Music and the Soviet Space Project
“Communists, Komsomols, Pioneers!”: Soviet Popular Song and the Making of the Cosmonaut Everyman
April 12, 2018 is 57th Cosmonautics Day celebrated in Russia to commemorate the first manned space flight on 12 April 1961 by the 27-year-old Russian Soviet cosmonaut Yuri Gagarin. Celebrate with the Faculty of Economic Sciences and musicologist, Gabrielle Cornish, PhD student from University of Rochester and HSE Doctoral School of History!
Paper abstract:
On April 12, 1963, a special episode of the variety television show, Goluboi Ogonek, aired on Soviet television.
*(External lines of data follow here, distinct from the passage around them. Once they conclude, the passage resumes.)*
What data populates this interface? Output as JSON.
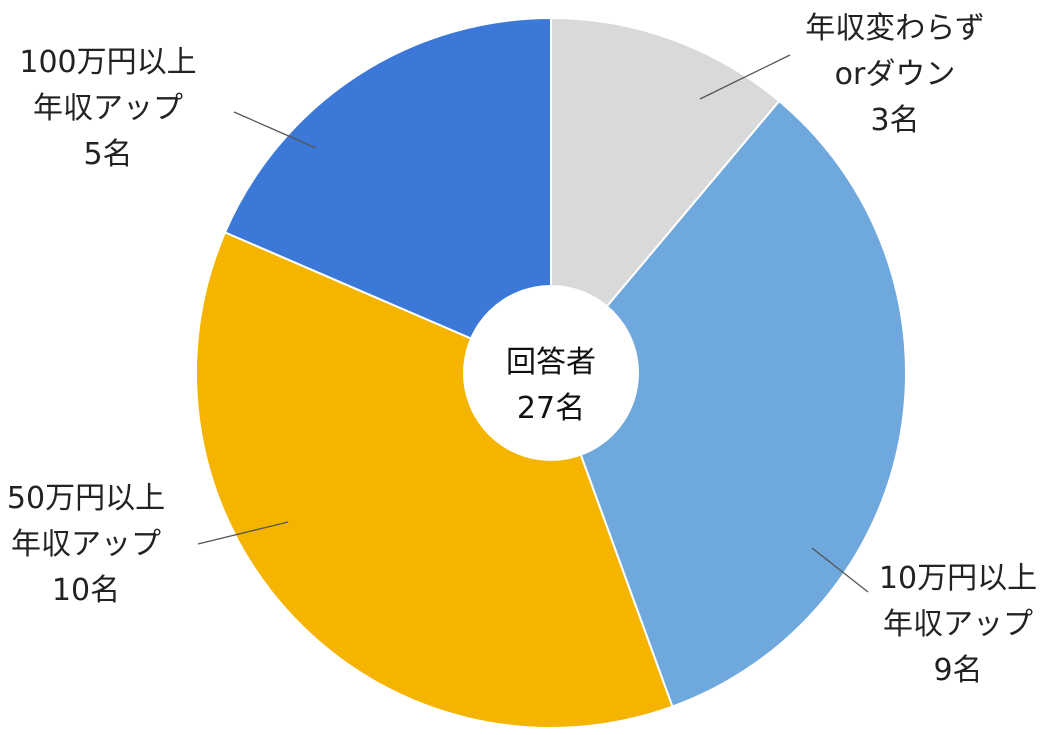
{
  "chart_data": {
    "type": "pie",
    "title": "",
    "center": {
      "line1": "回答者",
      "line2": "27名"
    },
    "total": 27,
    "slices": [
      {
        "key": "no-change",
        "value": 3,
        "label_lines": [
          "年収変わらず",
          "orダウン",
          "3名"
        ],
        "color": "#d9d9d9"
      },
      {
        "key": "10man",
        "value": 9,
        "label_lines": [
          "10万円以上",
          "年収アップ",
          "9名"
        ],
        "color": "#6fa8dc"
      },
      {
        "key": "50man",
        "value": 10,
        "label_lines": [
          "50万円以上",
          "年収アップ",
          "10名"
        ],
        "color": "#f4b400"
      },
      {
        "key": "100man",
        "value": 5,
        "label_lines": [
          "100万円以上",
          "年収アップ",
          "5名"
        ],
        "color": "#3c78d8"
      }
    ]
  }
}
Subtitled “Star Relay,” the episode commemorated Cosmonautics Day and the two-year anniversary of Yuri Gagarin’s successful flight as well as another coming Soviet victory in the Space Race: the impending launch of the first female cosmonaut, Valentina Tereshkova. In the episode, Tereshkova was showered with gifts, congratulations, and, most prominently, several performances of Estrada – popular variety songs. While a growing body of scholarship has focused on the ways in which art, literature, and film related to the cosmonauts contributed to domestic mythmaking in the Soviet Union, little attention has been paid to the position of music in this project.
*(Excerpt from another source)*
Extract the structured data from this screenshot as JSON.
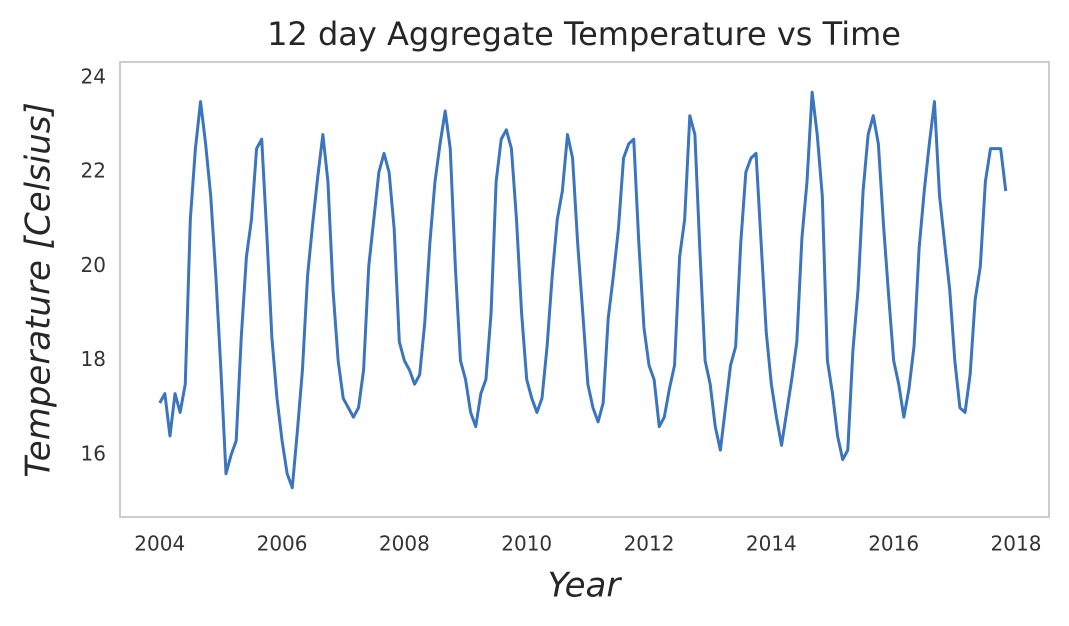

Given music’s latent participatory potential, however, this oversight fails to acknowledge the unique role popular song played in perpetuating Khrushchev-era myths of the cosmonaut as “Soviet everyman” – an especially important project in the shadow of Stalin’s Cult of Personality. In this paper, I consider the ways social and gender politics of the Soviet space program broadly manifested in Estrada. By using the aforementioned television episode as a case study, I demonstrate how Gagarin and Tereshkova were promoted through music not as untouchable idols, but as approachable and attainable ideals of Communism with whom millions of ordinary Soviets with access to television could identify – as powerful symbols in the Space Age that composers and lyricists exploited to more broadly reimagine the New Soviet Man and Woman at the end of the Khrushchev era.